Comparison of results obtained by traditional TC and
simultaneous culture in a single SV containing HEp-2, LLC-MK2, and MDCK
cells for 358 respiratory specimens
Rapid diagnosis of viral respiratory infections has become increasingly necessary for clinicians not only for therapeutic reasons but also for improvement of patient care outcomes such as nosocomial infection control and patient management (1, 8). This would avoid the use of unnecessary antimicrobial therapy, leading to decreases in costs and in the durations of hospital stays (8, 17).
Laboratory methods for identification of the main RVs by cell culture are too slow to provide useful clinical information. The SV assay represents a remarkable advance since it shortens the time needed to obtain results compared with the time required for the traditional TC, although for the SV assay separate tests must be run for each suspected virus (specific cell lines and identification reagents are needed).
The use of monoclonal antibody pools for presumptive identification of viral infections greatly simplifies the SV assay (9, 13, 14). Theoretically, this technique could be improved by using monoclonal antiserum pools labelled with different fluorochromes which would allow final viral identification in a single step (2, 11). These reagents are not easily available, and the need for a fluorescence microscope versatile enough to detect all the fluorochromes makes this approach difficult (11).
The use of monkey kidney primary cells (RMKs) for the SV assay for the identification of RV has been reported (2).

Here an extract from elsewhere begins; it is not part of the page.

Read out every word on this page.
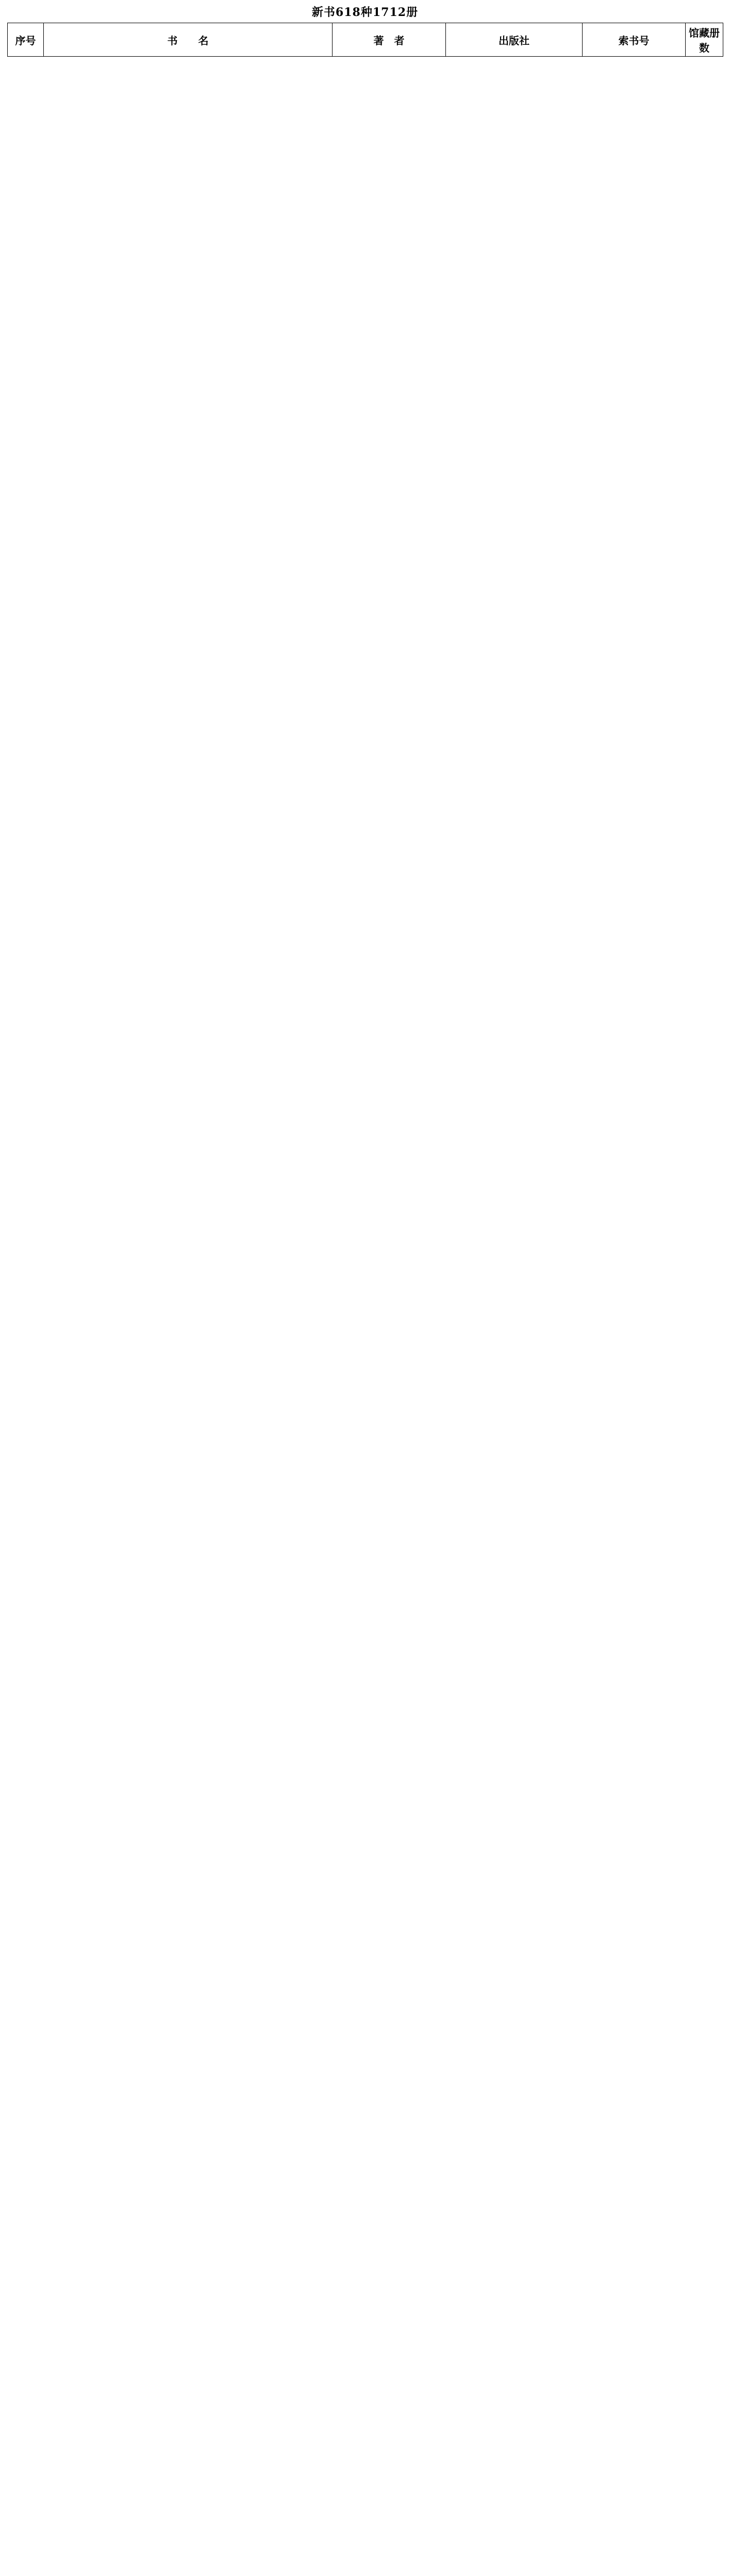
新书618种1712册
序号	书　　名	著　者	出版社	索书号	馆藏册数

This cell line has a wide spectrum of sensitivity to viral infection, although some viruses greatly involved in human pathology, such as AD and RSV, have shown low yields with this cell line (5). On the other hand, RMKs are difficult to manage, and the lot-to-lot variability for RMKs is greater than that for continuous lines.
The results obtained by the CoHLM SV assay are similar to those reported in tests for each virus performed independently (9, 13, 14). Thus, we consider this approach to be useful for laboratories capable of maintaining continuous cell lines, due to its high sensitivity and ease of use. The CoHLM SV assay allows a rapid diagnosis of most acute RV infections by inoculation of each specimen into a single vial that contains a cellular environment sensitive to the seven viruses mainly involved in human respiratory pathology.
Recent studies have reported that other cell lines could be as sensitive as MDCK, LLC-MK2, and HEp-2 cells to RVs (6, 15), although further studies would be necessary to evaluate the application of simultaneous culture in a single vial to other cells.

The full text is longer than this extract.